The Boeing Company [NYSE: BA] today announced that 11 of NATO's 17 Airborne Warning and Control System (AWACS) aircraft have been retrofitted with Radar System Improvement Program (RSIP) kits. Completion of the entire fleet is scheduled for early 2000.
Daimler-Chrysler Aerospace, under subcontract to Boeing, is installing the kits at its facility in Manching, Germany.
The RSIP kit consists of a new radar computer, a radar control maintenance panel and electrical and mechanical hardware.

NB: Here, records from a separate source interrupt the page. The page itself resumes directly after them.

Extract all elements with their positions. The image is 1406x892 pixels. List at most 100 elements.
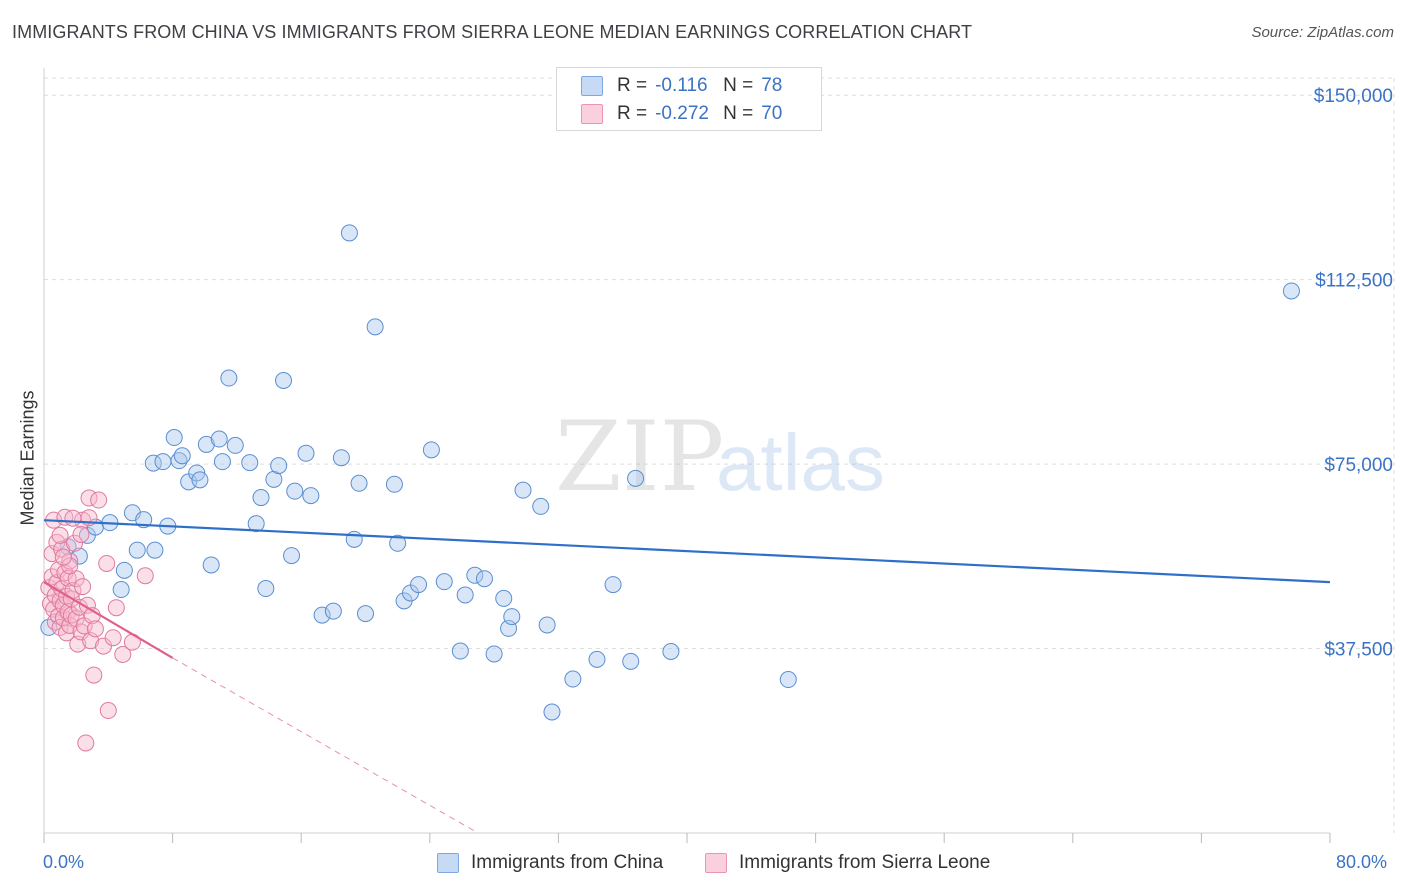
sierra-leone-point <box>85 666 103 684</box>
legend-row-china: R = -0.116 N = 78 <box>581 74 782 98</box>
china-point <box>146 541 164 559</box>
china-point <box>466 566 484 584</box>
china-point <box>241 454 259 472</box>
x-tick-min: 0.0% <box>43 852 85 872</box>
n-value: 70 <box>761 103 783 124</box>
china-point <box>604 576 622 594</box>
sierra-leone-point <box>77 734 95 752</box>
china-point <box>538 616 556 634</box>
china-point <box>456 586 474 604</box>
china-point <box>297 444 315 462</box>
legend-item-china: Immigrants from China <box>437 852 663 874</box>
china-point <box>213 453 231 471</box>
y-tick-label: $112,500 <box>1315 271 1393 292</box>
china-point <box>779 671 797 689</box>
china-point <box>385 475 403 493</box>
sierra-leone-legend-swatch <box>705 853 727 873</box>
sierra-leone-point <box>107 599 125 617</box>
legend-item-sierra-leone: Immigrants from Sierra Leone <box>705 852 990 874</box>
r-label: R = <box>617 75 648 96</box>
sierra-leone-point <box>66 534 84 552</box>
sierra-leone-point <box>99 702 117 720</box>
china-point <box>350 474 368 492</box>
china-point <box>332 449 350 467</box>
r-value: -0.116 <box>655 75 708 96</box>
china-point <box>257 580 275 598</box>
n-label: N = <box>723 103 754 124</box>
sierra-leone-point <box>114 645 132 663</box>
trend-lines <box>43 519 1331 834</box>
china-point <box>135 511 153 529</box>
sierra-leone-trend-line <box>172 657 479 834</box>
china-point <box>543 703 561 721</box>
sierra-leone-point <box>136 567 154 585</box>
china-point <box>252 489 270 507</box>
china-point <box>451 642 469 660</box>
y-tick-label: $150,000 <box>1314 86 1393 107</box>
sierra-leone-trend-line <box>43 581 174 659</box>
china-point <box>283 547 301 565</box>
china-point <box>410 576 428 594</box>
china-swatch <box>581 76 603 96</box>
china-point <box>1282 282 1300 300</box>
sierra-leone-point <box>74 578 92 596</box>
china-point <box>564 670 582 688</box>
china-point <box>173 447 191 465</box>
sierra-leone-swatch <box>581 104 603 124</box>
china-point <box>220 369 238 387</box>
axes <box>43 68 1331 843</box>
legend-label-sierra-leone: Immigrants from Sierra Leone <box>739 852 991 873</box>
r-value: -0.272 <box>655 103 709 124</box>
china-point <box>422 441 440 459</box>
china-point <box>588 650 606 668</box>
china-point <box>170 452 188 470</box>
sierra-leone-point <box>72 525 90 543</box>
sierra-leone-point <box>41 595 59 613</box>
sierra-leone-point <box>104 629 122 647</box>
china-trend-line <box>43 519 1331 584</box>
china-point <box>485 645 503 663</box>
y-axis-label: Median Earnings <box>17 390 38 526</box>
china-point <box>165 429 183 447</box>
china-point <box>435 573 453 591</box>
watermark-atlas: atlas <box>716 418 885 507</box>
china-point <box>270 457 288 475</box>
china-point <box>389 534 407 552</box>
n-value: 78 <box>761 75 783 96</box>
china-point <box>340 224 358 242</box>
china-point <box>357 605 374 623</box>
watermark-zip: ZIP <box>555 401 724 513</box>
china-point <box>622 652 640 670</box>
r-label: R = <box>617 103 648 124</box>
y-tick-label: $37,500 <box>1324 640 1393 661</box>
stats-legend: R = -0.116 N = 78 R = -0.272 N = 70 <box>556 67 822 131</box>
chart-title: IMMIGRANTS FROM CHINA VS IMMIGRANTS FROM… <box>12 22 973 42</box>
china-point <box>191 471 209 489</box>
china-point <box>324 602 342 620</box>
china-point <box>226 436 244 454</box>
legend-label-china: Immigrants from China <box>471 852 664 873</box>
sierra-leone-point <box>54 548 72 566</box>
y-tick-label: $75,000 <box>1324 455 1393 476</box>
source-credit: Source: ZipAtlas.com <box>1251 24 1394 41</box>
sierra-leone-point <box>94 637 112 655</box>
china-point <box>247 515 265 533</box>
sierra-leone-point <box>43 545 61 563</box>
china-point <box>503 608 521 626</box>
china-point <box>475 570 493 588</box>
sierra-leone-point <box>64 509 82 527</box>
china-point <box>313 606 331 624</box>
legend-row-sierra-leone: R = -0.272 N = 70 <box>581 102 782 126</box>
china-point <box>202 556 220 574</box>
china-legend-swatch <box>437 853 459 873</box>
china-points <box>40 224 1300 721</box>
china-point <box>495 589 513 607</box>
series-legend: Immigrants from China Immigrants from Si… <box>0 852 1406 878</box>
y-tick-labels: $37,500 $75,000 $112,500 $150,000 <box>1314 86 1393 660</box>
china-point <box>112 581 130 599</box>
china-point <box>154 453 172 471</box>
sierra-leone-point <box>98 554 116 572</box>
sierra-leone-point <box>51 526 69 544</box>
watermark: ZIP atlas <box>555 401 885 513</box>
china-point <box>286 482 304 500</box>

RSIP improves the E-3's radar by increasing the sensitivity of the pulse Doppler radar so the aircraft can detect and track smaller stealthy target. It also improves the radar's electronic counter-countermeasures capability -- making it harder to jam the system. RSIP upgrades the radar's existing computer with a new high-reliability multi-processor and rewrites the software to make it easier to maintain and enhance in the future.
Kathryn Whiting, Boeing NATO AWACS program manager, said, "Outstanding teamwork among Boeing, Daimler-Chrysler and Northrop Grumman was the key to successfully retrofitting the first 10 RSIP kits.
"RSIP equipped AWACS aircraft demonstrated the value of this enhancement during the air campaign over Kosovo by exceeding expectations for performance and reliability," Whiting added.